“No.” Mitch’s hands were steady now; the walk up here had put him back in control again. He said, “Ryerson just showed up down at the Spindrift. Says somebody shot up his car with a rifle last night. Did two hundred dollars’ worth of damage.”
Hod said, “The hell!” Adam didn’t say anything; he had his eyes on the cards he was shuffling.
“Accused me of it,” Mitch told them. “Said if it ever happened again he’d call in the sheriff and have me arrested.”
“You do it, Mitch?” Hod asked. “Shoot up his car?”
“Hell no, I didn’t do it.” He said his next words to Hod, too, but he was looking at Adam. “You go out on the cape last night with Adam? After deer?”
“No. Overcast breaking up and all that moonlight… just didn’t seem like a good idea.”
“How about you, Adam? You go out?”
Adam popped the cards down on the table, got up in that bouncy way of his. “I went out. No damn deer, though.”
“What’d you take? That thirty-ought-six of yours? The one with the scope sight?”
Adam hopped around a little, let out a breath, and then said, “All right, Mitch, I done it. I put a couple of rounds in Ryerson’s car.”
“Well what the hell for?”
“I didn’t plan it. It was just there wasn’t any deer and it got me frustrated. I was out near the lighthouse, nobody around, that big Ford station wagon sitting there in the moonlight… hell, I don’t know. I remembered what you said Friday night and it just seemed like the thing to do.”
“What I said?”
“About not letting Ryerson get away with murdering Red. About making him pay for it.”
“I didn’t mean by shooting up his goddamn car!”
“What’d you mean, then?”
“I don’t know, not yet. But nothing like that.”
“Hell, Mitch, I’m sorry. I only meant it as a favor to you. I liked Red too, you know that.”
“Yeah.”
“I just never figured he’d come down on you for it.”
“Suppose he changes his mind, decides to sic the sheriff on me? Or tries to sue me for the damages? What then, Adam?”
Adam was silent for a couple of seconds. Then he said, “That ain’t going to happen. None of it.”
“Oh it ain’t?”
“No. Ryerson can’t do nothing to you for what happened to his car, any more’n you can do anything to him for killing Red. Not legally. He’s got no proof who fired those rounds last night. If there was anything he could do, it’d have been the sheriff talking to you this morning, not him.”
“Maybe,” Mitch said, but he wasn’t so sure.
“If he did swear out a complaint against you,” Hod said, “you could do the same thing to him, couldn’t you?” He’d been watching with round eyes and looking nervous. Hod was always nervous when things shifted off an even keel. “On account of Red, I mean?”
“No. I already told you the sheriff said I couldn’t.”
“Well, couldn’t you sue him for false arrest or something? You could get Gus Brooks, up in Bandon. He’s the best lawyer on the coast.”

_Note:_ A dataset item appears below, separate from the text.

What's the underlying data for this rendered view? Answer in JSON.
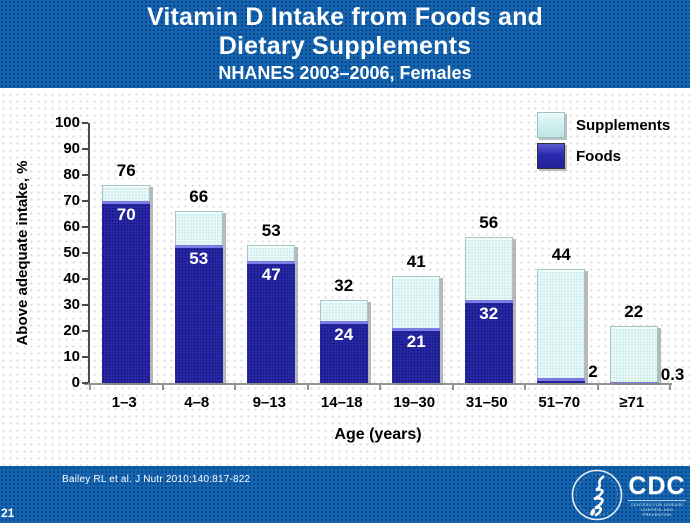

“Hod, you talk like a man with a paper asshole. I can’t afford to hire Gus Brooks or any other goddamn lawyer. I can’t afford to get arrested or go to court or miss any damn time at all out on the boat. I can’t hardly make ends meet as it is.”
“Ryerson don’t have time for it either,” Adam said. “He’s out there writing some book-got a year to do it and no more. He ain’t going to make trouble no matter what happens. Putting the sheriff or some lawyer on you don’t buy him nothing but headaches he don’t want.”
Mitch didn’t say anything. He was still mad as hell, but now he didn’t know who he was mad at. Yes he did: it wasn’t Adam, it was Ryerson more than ever. Adam was his friend; Ryerson was a damn radical from California who’d murdered Red just because Red nipped him a little. Adam was stupid sometimes and didn’t use good sense; Ryerson was a dog-murdering son of a bitch.
“Whole damn year of him out at the light,” Mitch said finally. “Sitting out there all high and mighty, killing a man’s dog when he feels like it, threatening people. It ain’t right.”
“No,” Hod said, “but what’s there to do about it?”
“Plenty.”
“Like what?”
“Like send him to hell back to California. Pry his ass out of the lighthouse before this year’s out.”
“You mean force him to leave?”
“Isn’t that what I just said?”
“How you going to do that without him running to the law?”
“There are ways,” Adam said. He looked relieved that Mitch wasn’t pissed at him anymore. “Ain’t there, Mitch?”
“Yeah,” Mitch said. “There are ways.”